Converse of Bolzano-Weierstrass theorem

Bolzano-Weierstrass theorem states that every bounded sequence has a limit point. But, the converse is not true.

That is, there are some unbounded sequences which have a limit point. In my course book, I found an example for this claim, but it doesn't make sense.

Here's the example give in the book: The set: {1, 2, 1, 4, 1, 6, ...} is unbounded, but has a limit point of 1. I can't understand how this set has a limit point as 1. According to the book definition of limit point, 'x' is the limit point of a sequence, if every neighborhood of 'x' has infinitely many elements of the sequence. If I apply it here, then I get only infinity as the limit point. Am I missing something?


It seems there is some confusion between sets and sequences. In this example, what you have written as "{1, 2, 1, 4, 1, 6, ...}" is not meant to be a set but rather a sequence $(a_n)$ with $a_0=1,a_1=2,a_2=1,a_3=4,\dots$.

In particular, then, when we say a point $x$ is a limit point of $(a_n)$, this means that for every neighborhood $U$ of $x$, there exist infinitely many $n\in\mathbb{N}$ such that $a_n\in U$. It does not mean there are infinitely many different numbers in the sequence which are in $U$, since these values of $a_n$ for different $n$ might actually be the same. So in this case, since every neighborhood of $1$ contains $1$, it contains $a_0,a_2,a_4,\dots$, and so $1$ is a limit point of the sequence.

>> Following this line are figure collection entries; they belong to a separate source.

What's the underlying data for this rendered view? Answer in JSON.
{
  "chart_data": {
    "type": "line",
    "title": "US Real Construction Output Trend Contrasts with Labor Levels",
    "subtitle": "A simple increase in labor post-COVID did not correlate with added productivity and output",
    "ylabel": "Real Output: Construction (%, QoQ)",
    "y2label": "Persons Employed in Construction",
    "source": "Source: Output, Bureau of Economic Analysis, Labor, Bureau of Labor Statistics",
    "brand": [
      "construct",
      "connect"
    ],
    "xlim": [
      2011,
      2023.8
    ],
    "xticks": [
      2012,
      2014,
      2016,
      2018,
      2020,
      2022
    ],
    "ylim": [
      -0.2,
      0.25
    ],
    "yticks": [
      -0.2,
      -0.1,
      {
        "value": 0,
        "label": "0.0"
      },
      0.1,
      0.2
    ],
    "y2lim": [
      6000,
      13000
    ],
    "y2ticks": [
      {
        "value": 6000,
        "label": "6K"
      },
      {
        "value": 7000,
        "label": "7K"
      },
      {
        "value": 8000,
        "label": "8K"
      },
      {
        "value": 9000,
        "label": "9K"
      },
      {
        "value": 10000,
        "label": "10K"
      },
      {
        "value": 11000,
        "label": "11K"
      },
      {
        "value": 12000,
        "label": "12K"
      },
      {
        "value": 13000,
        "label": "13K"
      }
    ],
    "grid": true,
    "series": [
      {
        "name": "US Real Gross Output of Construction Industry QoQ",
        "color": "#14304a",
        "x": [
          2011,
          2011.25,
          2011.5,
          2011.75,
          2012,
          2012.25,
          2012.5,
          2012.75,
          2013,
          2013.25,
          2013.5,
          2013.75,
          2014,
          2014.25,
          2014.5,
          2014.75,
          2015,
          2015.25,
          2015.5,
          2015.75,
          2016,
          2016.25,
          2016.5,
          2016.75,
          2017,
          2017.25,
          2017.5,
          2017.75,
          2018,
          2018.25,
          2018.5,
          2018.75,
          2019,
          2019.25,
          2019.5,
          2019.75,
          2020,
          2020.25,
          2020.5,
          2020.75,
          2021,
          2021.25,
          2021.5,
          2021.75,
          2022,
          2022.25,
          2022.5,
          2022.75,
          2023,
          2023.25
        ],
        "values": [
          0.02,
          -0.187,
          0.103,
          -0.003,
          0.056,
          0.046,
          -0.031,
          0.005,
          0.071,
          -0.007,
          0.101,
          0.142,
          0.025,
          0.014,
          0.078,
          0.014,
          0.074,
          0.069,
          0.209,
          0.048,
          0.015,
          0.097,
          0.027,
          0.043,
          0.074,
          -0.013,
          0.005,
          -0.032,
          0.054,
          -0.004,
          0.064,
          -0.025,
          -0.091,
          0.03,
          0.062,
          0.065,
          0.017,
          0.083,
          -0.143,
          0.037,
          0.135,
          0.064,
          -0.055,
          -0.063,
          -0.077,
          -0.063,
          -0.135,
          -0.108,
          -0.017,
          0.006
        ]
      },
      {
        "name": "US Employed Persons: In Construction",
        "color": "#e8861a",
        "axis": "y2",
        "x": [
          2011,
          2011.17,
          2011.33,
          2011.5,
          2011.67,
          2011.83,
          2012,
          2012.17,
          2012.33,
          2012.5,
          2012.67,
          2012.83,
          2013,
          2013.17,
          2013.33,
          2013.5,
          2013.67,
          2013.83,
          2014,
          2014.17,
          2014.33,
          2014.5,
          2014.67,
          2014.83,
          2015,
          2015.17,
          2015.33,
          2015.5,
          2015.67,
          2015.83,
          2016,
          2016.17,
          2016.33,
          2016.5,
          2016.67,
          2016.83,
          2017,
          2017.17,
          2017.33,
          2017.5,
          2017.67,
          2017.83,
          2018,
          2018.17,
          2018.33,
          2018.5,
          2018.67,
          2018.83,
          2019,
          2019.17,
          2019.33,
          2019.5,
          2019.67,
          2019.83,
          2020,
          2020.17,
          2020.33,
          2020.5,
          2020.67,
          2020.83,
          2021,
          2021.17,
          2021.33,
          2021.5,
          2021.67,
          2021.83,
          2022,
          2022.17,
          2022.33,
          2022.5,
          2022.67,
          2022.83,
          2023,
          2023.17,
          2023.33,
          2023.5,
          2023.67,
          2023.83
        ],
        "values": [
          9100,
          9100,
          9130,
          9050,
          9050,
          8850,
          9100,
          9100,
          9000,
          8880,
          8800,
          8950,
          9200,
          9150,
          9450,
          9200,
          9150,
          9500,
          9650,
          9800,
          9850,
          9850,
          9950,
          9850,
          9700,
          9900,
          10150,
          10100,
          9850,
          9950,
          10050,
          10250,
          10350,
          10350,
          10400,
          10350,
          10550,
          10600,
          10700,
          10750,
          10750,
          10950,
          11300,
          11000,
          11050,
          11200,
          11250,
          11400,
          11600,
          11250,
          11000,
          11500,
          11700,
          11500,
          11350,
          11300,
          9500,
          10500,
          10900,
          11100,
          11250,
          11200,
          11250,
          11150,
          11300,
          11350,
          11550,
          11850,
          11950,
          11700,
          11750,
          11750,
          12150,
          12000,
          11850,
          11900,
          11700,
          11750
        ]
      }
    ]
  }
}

(In contrast, $1$ is not a limit point of the set $\{1, 2, 1, 4, 1, 6, \dots\}=\{1, 2, 4, 6, \dots\}$ because $(0,2)$ is a neighborhood of $1$ that contains only one element of this set, namely $1$.)


We have

$$a_n = \begin{cases} 1, & n \text{ is odd} \\ n, & n \text{ is even}\end{cases}$$

$1$ appears infinitely often. Hence there is a subsequence that always take value $1$. That subsequence converges to $1$. Hence $1$ is a limit to the subsequence.